Now, don’t hurry out to your local party store. Odds are, at $100 or more a bottle, (and since Utopias is limited to 3000 bottles), they may not stock it. If you’re really interested, let me know.
Another brew with muscle that is available is DuClaw’s Colossus - an American Strong Ale.
DuClaw is out of Abingdon, Maryland. The company’s commercial description reads: “The name says it all! This unique brew comes in officially at 21.92% ABV. This was accomplished by the use of 3 different strains of yeast and a lot of TLC.
“Technically an ale, but this monster has complex flavors and aromas that suggests characteristics of mead and fruit wines.”
Yum. But be careful.
Now, something a little closer to home. Big Buck Brewery in Gaylord has been turning out a hefty brew called Big Buck Imperial Porter. It has an impressive 20 percent ABV.
This is only served on site in Gaylord, and is brewed in a limited edition so it might be tough actually getting a handle on this brew.
I have recently heard high praise for the brewer’s effort.
And now, more Christmas holiday offerings.
Sierra Nevada Brewing Company
A very substantial head forms rapidly and with authority, lasting a good while ...quite a good while. The foam is off-white - a light beige with a yellowish tint.

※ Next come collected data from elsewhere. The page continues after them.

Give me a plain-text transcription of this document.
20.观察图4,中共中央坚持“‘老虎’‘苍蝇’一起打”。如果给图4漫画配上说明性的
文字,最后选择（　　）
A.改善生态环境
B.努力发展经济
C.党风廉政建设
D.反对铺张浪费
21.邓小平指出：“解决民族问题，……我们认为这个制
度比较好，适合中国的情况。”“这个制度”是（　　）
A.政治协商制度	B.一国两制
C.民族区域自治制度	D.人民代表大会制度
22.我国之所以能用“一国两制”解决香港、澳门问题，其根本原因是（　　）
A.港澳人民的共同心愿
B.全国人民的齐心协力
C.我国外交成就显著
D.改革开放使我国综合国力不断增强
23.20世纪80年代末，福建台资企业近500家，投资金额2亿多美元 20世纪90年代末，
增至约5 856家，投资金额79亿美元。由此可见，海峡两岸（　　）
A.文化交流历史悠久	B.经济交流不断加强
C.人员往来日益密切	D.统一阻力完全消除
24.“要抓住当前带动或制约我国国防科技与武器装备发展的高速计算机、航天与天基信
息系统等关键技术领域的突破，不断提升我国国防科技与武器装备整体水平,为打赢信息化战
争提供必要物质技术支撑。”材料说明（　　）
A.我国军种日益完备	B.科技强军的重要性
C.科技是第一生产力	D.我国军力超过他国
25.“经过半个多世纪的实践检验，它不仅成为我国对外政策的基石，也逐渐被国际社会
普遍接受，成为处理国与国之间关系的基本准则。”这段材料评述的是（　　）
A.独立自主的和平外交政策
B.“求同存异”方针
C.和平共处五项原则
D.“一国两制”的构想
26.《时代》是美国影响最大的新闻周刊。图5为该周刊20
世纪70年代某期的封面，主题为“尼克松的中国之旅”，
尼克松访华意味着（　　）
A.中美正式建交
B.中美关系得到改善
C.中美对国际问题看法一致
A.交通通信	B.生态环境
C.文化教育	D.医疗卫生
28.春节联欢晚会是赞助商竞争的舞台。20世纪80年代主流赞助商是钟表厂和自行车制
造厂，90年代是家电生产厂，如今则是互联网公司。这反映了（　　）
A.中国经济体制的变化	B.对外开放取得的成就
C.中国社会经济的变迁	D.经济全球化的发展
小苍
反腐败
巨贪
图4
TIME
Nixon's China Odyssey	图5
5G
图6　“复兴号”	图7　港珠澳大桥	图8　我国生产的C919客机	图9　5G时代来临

There is a definite and defined hoppiness in the first bursts of aroma. This brew is tagged as a “fresh hop ale,’ and there is no deception in the description. There are certainly some citrus-like tones and a certain woodsy background that I believe will be quite welcoming to most holiday explorers.
Enjoy the head. It lasts long enough to release continuing waves of scent.
The hoppiness is not shy about its introduction to the mouth. It fairly smacks the taste buds, standing out against a backdrop of malts.
The hops control the taste process , but not as assertively as in an IPA.
This brew is somewhat tart, but not sour. Quite woodsy. Bold and, in fact, intense.
There is bit of an acidic, almost bitter after-taste that stays around well after the last swallow.
For those who are less enthusiastic about hops - those who lean to the malts - this brew may not fully satisfy.
It has a lingering mouth-feel and I’d suggest Celebration needs a roasted meat dish as a culinary balance.
This isn’t, in my opinion, a beer you’d serve immediately before a meal, nor as a dessert brew or a finisher.
This Christmas Ale pours a deep auburn color, (almost like a root beer), and forms a finger-thick layer of off-white head that disappears pretty quickly leaving a thin layer of bubbled foam with mild lacing.
There certainly is enough foam to attest to a generous use of malts.
There is a malty aroma that leads quickly to a light fruitiness - a touch of pear or apple - with a background scent of mild hops.
At first taste, the hops take over pushing the fruitiness to the edges of the palette. There are pronounced whispers of the malts, but the hops take a firm grip at the roof or the mouth and settle there for the duration.
The hoppiness is not off-putting or acidic, but rather is more floral in character. The hops sing solo with the malts keeping a well-tuned holiday harmony.
There is a caramel backdrop, but it can only be savored with serious exploration.
This holiday ale is no where near as spicy or sweet as one might expect from a dedicated Christmas ale effort. It’s a little surprising how really non-descript this ale is considering its claim to be a special Christmas brew.
This is a pretty decent American Brown style ale, but not one I’d have front and center on my holiday table.